Annie on My Mind - Nancy Garden

AUTHOR: Nancy Garden

GENRE: LGBTQ, Historical Drama.
RATING: 4.25 Stars.

At its heart, this is just a love story. A simple, heartfelt, emotional love story of a couple that faces hurdles and tries to overcome them.

How is the book different from the umpteen other romance novels in the market?

Well, the couple in love – Liza and Annie – happen to be young and female. Also, ‘Annie on my Mind’ happens to be one of the first queer fiction books where the gay characters were main characters, both survive till the end and stay homosexual till the end!

Seventeen year old Liza and Annie meet, they become friends, and then realise that their feelings go much deeper. Despite pressure from school and family, they know their relationship is meant to be.

Both Liza and Annie are high schoolers, and their voices are written so authentically that you’ll forget the author was in her forties when she wrote this. Every single one of their feelings comes out strongly, right from confusion over sexual orientation to falling in love to anger over others’ reactions. They have fun with each other, they fight with each other, they worry about each other – it’s a genuine portrayal of a young relationship. With the benefit of hindsight of being a reader in 2022, you can't help but wonder at what will happen to these two beautiful souls. To see them journey through the paths of prejudice and trying their best to overcome the hurdles stacked against them is a moving experience.

This was first published in 1982, so some of the content is obviously going to feel dated and predictable today. What is surprising is how much of the content still feels contemporary even forty years down the line. The message it puts across is still highly relevant. It shatters all stereotypes that conservatives might have about homosexuality, lesbians in particular.

If only modern YA authors take a cue from this book! This is how YA romance should be written. Not sparks or thunder at first sight.

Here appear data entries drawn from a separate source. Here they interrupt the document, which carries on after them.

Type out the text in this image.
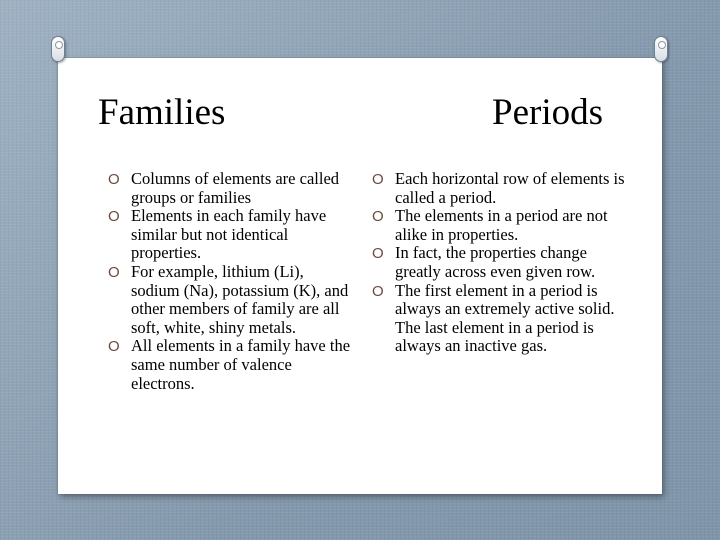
Families	Periods
O Columns of elements are called groups or families
O Elements in each family have similar but not identical properties.
O For example, lithium (Li), sodium (Na), potassium (K), and other members of family are all soft, white, shiny metals.
O All elements in a family have the same number of valence electrons.
O Each horizontal row of elements is called a period.
O The elements in a period are not alike in properties.
O In fact, the properties change greatly across even given row.
O The first element in a period is always an extremely active solid. The last element in a period is always an inactive gas.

Not gushing loins or heaving bosoms. A true soul-to-soul connection that delivers on romance without going into elaborate physical details.

My copy of the book (published in 2007, on the 25th anniversary of the book) includes an interview with the author, and this turned out to be the perfect addition to the book. The author spoke of her own experience growing up and coming out as a lesbian in 1950s USA. It’s no wonder she was able to portray Liza’s and Annie’s struggles so effectively in the book.

You want a further reason to read it? The book has been banned from many school libraries and publicly burned in Kansas City. What better way to challenge the status quo than to make a grab at a banned novel!

The book is iconic for a reason. If you want a beautiful teen love story where the romance is appealing and the struggles are real, do try.

One favourite quote:
“Don't punish yourselves for people's ignorant reactions to what we all are. Don't let ignorance win. Let love.”